Now that brawl.ai isn’t so memory and space limited when running inside Oracle Cloud, I can start looking into adding other language options for the bots. The language choices probably need to be platform/hardware architecture agnostic, in case I need to migrate to x86 or some other architecture in the future.

Visitor counts
After moving the site from GitHub Pages to Cloudflare Pages, I got to view some analytics. In February 2022 (the first full month on Cloudflare pages), the webpage had the following number of requests according to Cloudflare:

• United States: 5,977
• Czech Republic: 3,470
• United Kingdom: 2,433
• Australia: 1,292
• Other: 4,101

That’s 17,273 in a month. Unexpected!

In March 2022, the following traffic was reported:

• United States: 3,442
• United Kingdom: 2,935
• Czech Republic: 2,027
• Poland: 1,930
• Other: 6,671

Totalling 17,005 for that month.

At this point I’m suspecting that these are mainly bots and crawlers on the website, but are there actually that many crawlers? Cloudflare thinks that is about 500 unique visitors per month. That’s all for the static pages portion of the site. The API gets just over 5,000 requests a month.

The main site is a single page application (SPA), built with reactjs. Webpack splits the JavaScript portion of the website to around 327 individual JavaScript files. That’s the whole site. So, if each unique visitor browsed every part of the site each visit (without CSS or fonts), that would be 163,500 requests. The request count is probably this high due to the multitude of files.
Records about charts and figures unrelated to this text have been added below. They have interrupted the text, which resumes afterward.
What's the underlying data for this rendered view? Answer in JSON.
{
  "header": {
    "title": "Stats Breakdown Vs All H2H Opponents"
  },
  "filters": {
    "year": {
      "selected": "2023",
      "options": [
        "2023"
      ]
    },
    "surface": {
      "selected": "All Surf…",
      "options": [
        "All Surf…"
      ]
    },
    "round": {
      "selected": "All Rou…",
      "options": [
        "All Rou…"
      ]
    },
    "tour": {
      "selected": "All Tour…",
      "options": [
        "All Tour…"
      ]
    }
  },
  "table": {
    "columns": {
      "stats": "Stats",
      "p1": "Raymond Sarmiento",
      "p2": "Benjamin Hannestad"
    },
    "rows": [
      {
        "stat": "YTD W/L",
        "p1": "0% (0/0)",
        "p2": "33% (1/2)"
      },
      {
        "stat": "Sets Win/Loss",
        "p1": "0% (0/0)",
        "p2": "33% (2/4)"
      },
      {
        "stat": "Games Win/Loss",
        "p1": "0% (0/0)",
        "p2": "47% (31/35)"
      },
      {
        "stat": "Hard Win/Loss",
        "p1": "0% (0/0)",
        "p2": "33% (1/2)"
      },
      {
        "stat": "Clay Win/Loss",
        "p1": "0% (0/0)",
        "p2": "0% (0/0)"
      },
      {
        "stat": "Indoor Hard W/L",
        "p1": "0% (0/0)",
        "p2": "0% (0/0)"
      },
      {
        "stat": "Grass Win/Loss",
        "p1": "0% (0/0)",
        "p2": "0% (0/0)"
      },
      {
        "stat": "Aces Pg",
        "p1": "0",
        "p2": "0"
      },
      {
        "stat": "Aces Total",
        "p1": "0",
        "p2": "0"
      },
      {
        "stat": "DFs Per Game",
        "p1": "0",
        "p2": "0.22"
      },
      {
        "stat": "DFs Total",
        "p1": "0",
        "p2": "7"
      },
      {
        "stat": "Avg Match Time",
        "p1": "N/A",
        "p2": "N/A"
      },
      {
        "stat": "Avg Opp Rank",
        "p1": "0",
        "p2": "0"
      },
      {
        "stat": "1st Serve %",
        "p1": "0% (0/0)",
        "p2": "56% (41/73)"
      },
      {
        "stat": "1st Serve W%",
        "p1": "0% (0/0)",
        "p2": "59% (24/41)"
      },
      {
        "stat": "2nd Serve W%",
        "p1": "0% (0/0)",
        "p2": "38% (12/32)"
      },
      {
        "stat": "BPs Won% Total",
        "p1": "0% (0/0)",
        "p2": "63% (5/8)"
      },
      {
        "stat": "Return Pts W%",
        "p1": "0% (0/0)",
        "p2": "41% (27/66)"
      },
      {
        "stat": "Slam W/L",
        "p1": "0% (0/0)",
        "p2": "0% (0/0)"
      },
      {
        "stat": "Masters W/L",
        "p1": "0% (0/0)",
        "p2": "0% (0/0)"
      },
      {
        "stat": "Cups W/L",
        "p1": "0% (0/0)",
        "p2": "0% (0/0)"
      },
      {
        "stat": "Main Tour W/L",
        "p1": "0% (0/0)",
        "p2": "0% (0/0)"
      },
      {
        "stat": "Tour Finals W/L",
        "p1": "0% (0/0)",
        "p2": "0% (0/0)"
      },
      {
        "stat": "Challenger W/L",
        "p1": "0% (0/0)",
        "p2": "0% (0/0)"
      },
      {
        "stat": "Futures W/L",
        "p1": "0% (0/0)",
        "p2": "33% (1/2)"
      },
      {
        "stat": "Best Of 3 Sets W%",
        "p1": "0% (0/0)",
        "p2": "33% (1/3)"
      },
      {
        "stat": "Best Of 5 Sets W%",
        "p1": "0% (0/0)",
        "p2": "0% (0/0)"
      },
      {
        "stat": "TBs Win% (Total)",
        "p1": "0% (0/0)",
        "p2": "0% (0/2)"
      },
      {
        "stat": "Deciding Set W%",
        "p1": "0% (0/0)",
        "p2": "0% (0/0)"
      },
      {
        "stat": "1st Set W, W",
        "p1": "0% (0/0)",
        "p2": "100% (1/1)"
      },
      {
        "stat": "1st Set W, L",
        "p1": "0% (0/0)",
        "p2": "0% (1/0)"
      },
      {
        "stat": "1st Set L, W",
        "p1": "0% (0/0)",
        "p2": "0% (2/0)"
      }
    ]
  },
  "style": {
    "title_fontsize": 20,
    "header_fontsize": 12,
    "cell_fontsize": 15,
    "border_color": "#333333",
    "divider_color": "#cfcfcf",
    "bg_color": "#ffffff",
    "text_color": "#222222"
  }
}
Cloudflare also blocked 4 attacks in March, and 1 attack in February. March attacks came from the US, and the February attack from Japan. I don’t know more about these incidents.

Going forward:
Hopefully all this effort will actually end up reducing the maintenance required for this website. Note: the maintenance (or updating k0s/microk8s/k3s) isn’t really that much if I was doing this full-time, but for a hobby project that I work on my free time, it eats up way too much.

Moving the API to Cloudflare Workers probably means that the .onion address (TOR) is postponed quite a bit.

I find it incredible that I can run the whole site now with zero monthly cost (apart from the domain name registration cost). The whole site should also be a lot snappier for everyone around the world, as it should always be available at the closest location. There is a cold-start, but after the first query things should fly!

Final words
I obviously didn’t explain every change in the list at the beginning of the post. A lot has happened in a year. A lot of decisions and thoughts. If you’re interested to know more on anything specific, just let me know and I’m happy to dig deeper.

I’m not going to leave another TODO list, I’ll just let you know when noteworthy things are in!